Meat industry acquisitions in the year to 31 August generated £74m, although Boparan Private Office’s acquisition of Bernard Matthews in September will boost the value of 2016 transactions. 

Oghma Partners’ 2016 T2 M&A Review of the UK Food and Beverage Sector recorded two major deals this year: BRF Invicta’s purchase of Universal Meats (UK) and Cranswick’s purchase of CCL Holdings. A total of 15 deals across the food industry appear in the review.

Brazilian firm BRF confirmed its acquisition of Universal Meats, based in Sevenoaks, Kent, for $50m (£34m) in February. UK-based Cranswick announced in April its purchase of East Anglia poultry producer CCL Holdings Ltd (Crown) and its wholly owned subsidiary Crown Chicken Ltd for £40m.

Only one significant UK meat industry deal was recorded for 2015, but it was a big one, skewing values for the year: JBS’ acquisition of Moy Park for £945m.

However, 2016 meat industry deals were up on 2014, when the big stories were OSI Group’s 50% stake in the Pickstock Telford abattoir (£13m) and Cranswick’s acquisition of poultry firm Benson Park (£21.5m).

Commenting on the impact of the Brexit vote on future food industry deals, Oghma Partners’ review states: “Although we have seen strong figures for the second tertial of 2016 for deals from foreign investors, as mentioned before, it is likely these deals were already in the pipeline pre-Brexit.

“New transactions may be fewer in abundance as there still remain many unanswered questions as to what exit from the EU actually looks like. This will inevitably have an impact on domestic and foreign investors’ decisions during the medium term in the UK.

“Businesses likely to be particularly affected are those that are part of some pan-European supply chain and where exiting the Customs Union or Single Market might have a negative effect.”

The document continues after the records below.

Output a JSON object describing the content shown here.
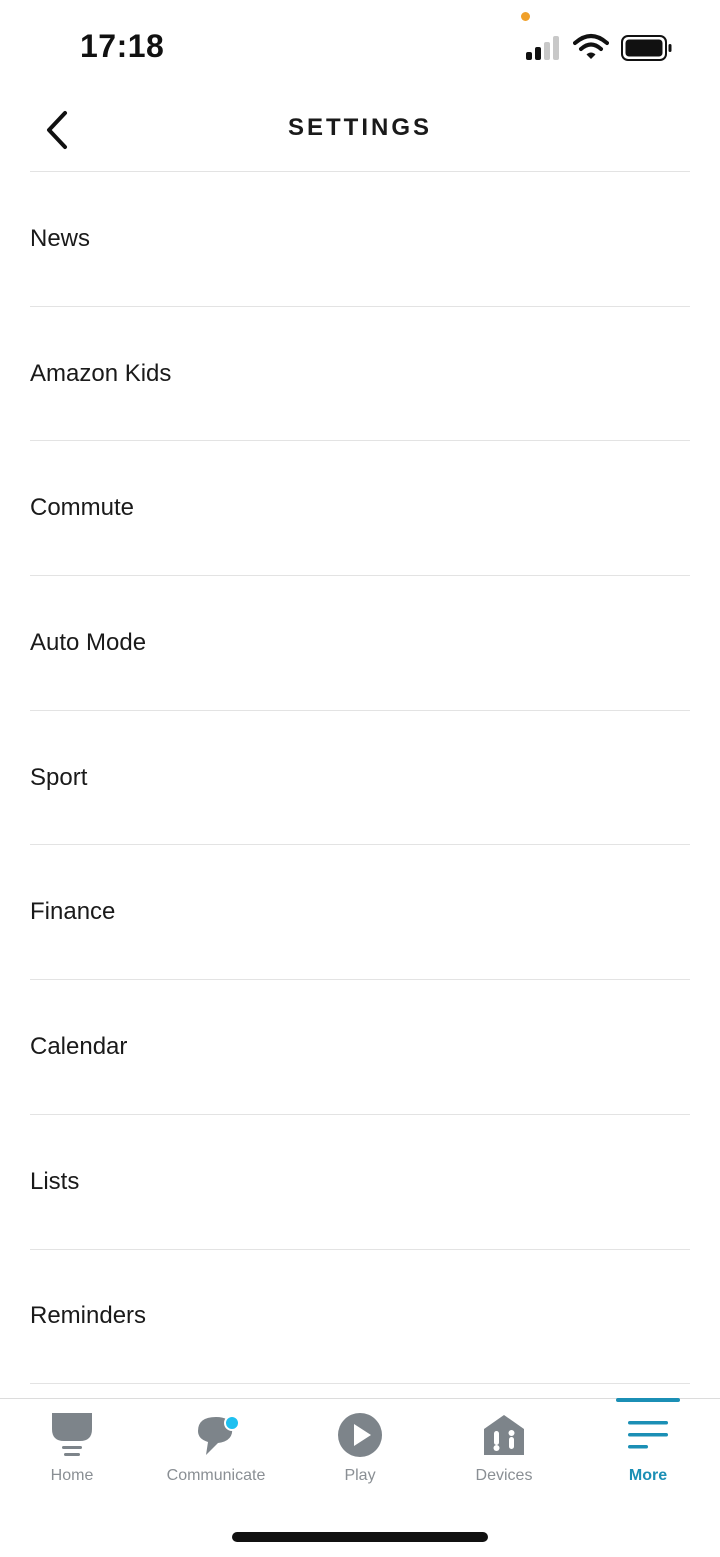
{
  "status_bar": {
    "time": "17:18",
    "icons": [
      "signal-icon",
      "wifi-icon",
      "battery-icon"
    ],
    "privacy_dot_color": "#f0a02a"
  },
  "header": {
    "title": "SETTINGS",
    "back_icon": "chevron-left-icon"
  },
  "settings": {
    "items": [
      {
        "label": "News"
      },
      {
        "label": "Amazon Kids"
      },
      {
        "label": "Commute"
      },
      {
        "label": "Auto Mode"
      },
      {
        "label": "Sport"
      },
      {
        "label": "Finance"
      },
      {
        "label": "Calendar"
      },
      {
        "label": "Lists"
      },
      {
        "label": "Reminders"
      }
    ]
  },
  "nav": {
    "items": [
      {
        "label": "Home",
        "icon": "home-icon"
      },
      {
        "label": "Communicate",
        "icon": "communicate-icon"
      },
      {
        "label": "Play",
        "icon": "play-icon"
      },
      {
        "label": "Devices",
        "icon": "devices-icon"
      },
      {
        "label": "More",
        "icon": "more-icon"
      }
    ],
    "active": "More"
  },
  "colors": {
    "accent": "#1b8fb5",
    "communicate_dot": "#1ec0f0",
    "icon_gray": "#7d848a",
    "divider": "#e3e3e3"
  }
}
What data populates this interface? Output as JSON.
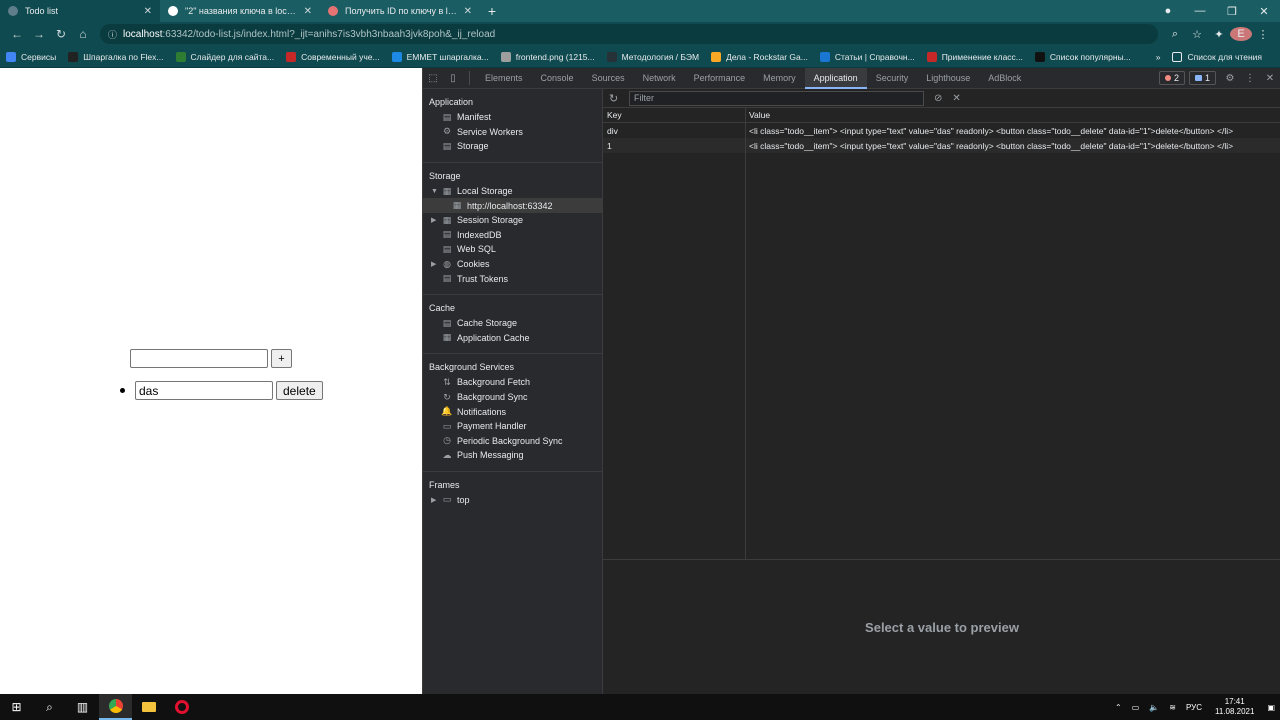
{
  "browser": {
    "tabs": [
      {
        "title": "Todo list",
        "color": "#607d8b",
        "active": true
      },
      {
        "title": "\"2\" названия ключа в localstorage",
        "color": "#ffffff",
        "active": false
      },
      {
        "title": "Получить ID по ключу в localStorage",
        "color": "#e57373",
        "active": false
      }
    ],
    "url_host": "localhost",
    "url_rest": ":63342/todo-list.js/index.html?_ijt=anihs7is3vbh3nbaah3jvk8poh&_ij_reload",
    "avatar_letter": "E",
    "bookmarks": [
      {
        "label": "Сервисы",
        "color": "#4285f4"
      },
      {
        "label": "Шпаргалка по Flex...",
        "color": "#222222"
      },
      {
        "label": "Слайдер для сайта...",
        "color": "#2e7d32"
      },
      {
        "label": "Современный уче...",
        "color": "#c62828"
      },
      {
        "label": "EMMET шпаргалка...",
        "color": "#1e88e5"
      },
      {
        "label": "frontend.png (1215...",
        "color": "#9e9e9e"
      },
      {
        "label": "Методология / БЭМ",
        "color": "#263238"
      },
      {
        "label": "Дела - Rockstar Ga...",
        "color": "#f9a825"
      },
      {
        "label": "Статьи | Справочн...",
        "color": "#1976d2"
      },
      {
        "label": "Применение класс...",
        "color": "#c62828"
      },
      {
        "label": "Список популярны...",
        "color": "#111111"
      }
    ],
    "bookmarks_more": "»",
    "reading_list": "Список для чтения"
  },
  "page": {
    "add_button": "+",
    "todo_items": [
      {
        "value": "das",
        "delete_label": "delete"
      }
    ]
  },
  "devtools": {
    "tabs": [
      "Elements",
      "Console",
      "Sources",
      "Network",
      "Performance",
      "Memory",
      "Application",
      "Security",
      "Lighthouse",
      "AdBlock"
    ],
    "active_tab": "Application",
    "error_count": "2",
    "message_count": "1",
    "sidebar": {
      "application_title": "Application",
      "application_items": [
        {
          "label": "Manifest",
          "icon": "file-icon"
        },
        {
          "label": "Service Workers",
          "icon": "gear-icon"
        },
        {
          "label": "Storage",
          "icon": "database-icon"
        }
      ],
      "storage_title": "Storage",
      "local_storage": "Local Storage",
      "local_storage_origin": "http://localhost:63342",
      "storage_items": [
        {
          "label": "Session Storage",
          "icon": "grid-icon",
          "expandable": true
        },
        {
          "label": "IndexedDB",
          "icon": "database-icon",
          "expandable": false
        },
        {
          "label": "Web SQL",
          "icon": "database-icon",
          "expandable": false
        },
        {
          "label": "Cookies",
          "icon": "cookie-icon",
          "expandable": true
        },
        {
          "label": "Trust Tokens",
          "icon": "database-icon",
          "expandable": false
        }
      ],
      "cache_title": "Cache",
      "cache_items": [
        {
          "label": "Cache Storage",
          "icon": "database-icon"
        },
        {
          "label": "Application Cache",
          "icon": "grid-icon"
        }
      ],
      "bg_title": "Background Services",
      "bg_items": [
        {
          "label": "Background Fetch",
          "icon": "fetch-icon"
        },
        {
          "label": "Background Sync",
          "icon": "sync-icon"
        },
        {
          "label": "Notifications",
          "icon": "bell-icon"
        },
        {
          "label": "Payment Handler",
          "icon": "card-icon"
        },
        {
          "label": "Periodic Background Sync",
          "icon": "clock-icon"
        },
        {
          "label": "Push Messaging",
          "icon": "cloud-icon"
        }
      ],
      "frames_title": "Frames",
      "frames_item": "top"
    },
    "filter_placeholder": "Filter",
    "table": {
      "key_header": "Key",
      "value_header": "Value",
      "rows": [
        {
          "key": "div",
          "value": "<li class=\"todo__item\"> <input type=\"text\" value=\"das\" readonly> <button class=\"todo__delete\" data-id=\"1\">delete</button> </li>"
        },
        {
          "key": "1",
          "value": "<li class=\"todo__item\"> <input type=\"text\" value=\"das\" readonly> <button class=\"todo__delete\" data-id=\"1\">delete</button> </li>"
        }
      ]
    },
    "preview_text": "Select a value to preview"
  },
  "taskbar": {
    "language": "РУС",
    "time": "17:41",
    "date": "11.08.2021"
  }
}
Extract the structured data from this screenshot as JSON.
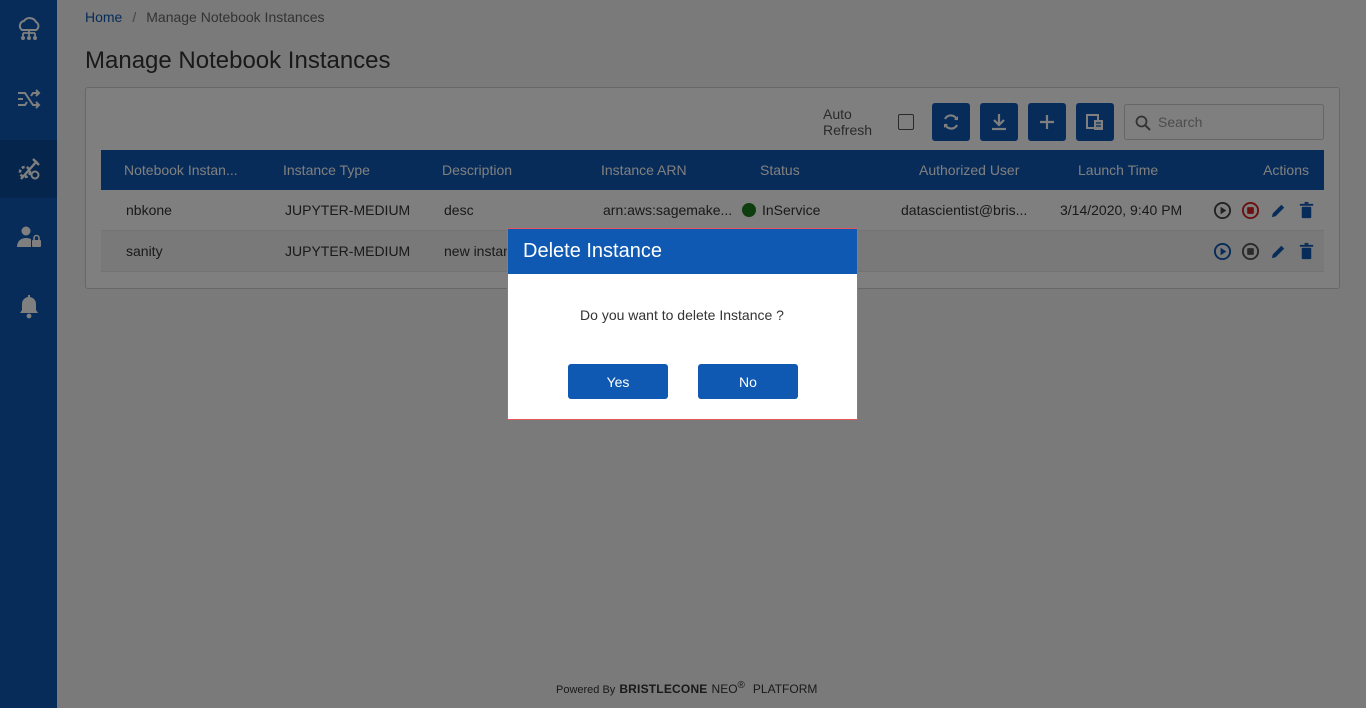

However, the report ultimately concludes positively: “For domestically focused businesses, however, the impact of Brexit is unlikely to be material.

“The UK is still a big market and its consumer base is therefore attractive to foreign investors – arguably assets are ‘cheaper’ as sterling has fallen and, in addition, competitive imports are more expensive – so after the initial aftershock, international firms are still likely to be interested in domestically focused assets.”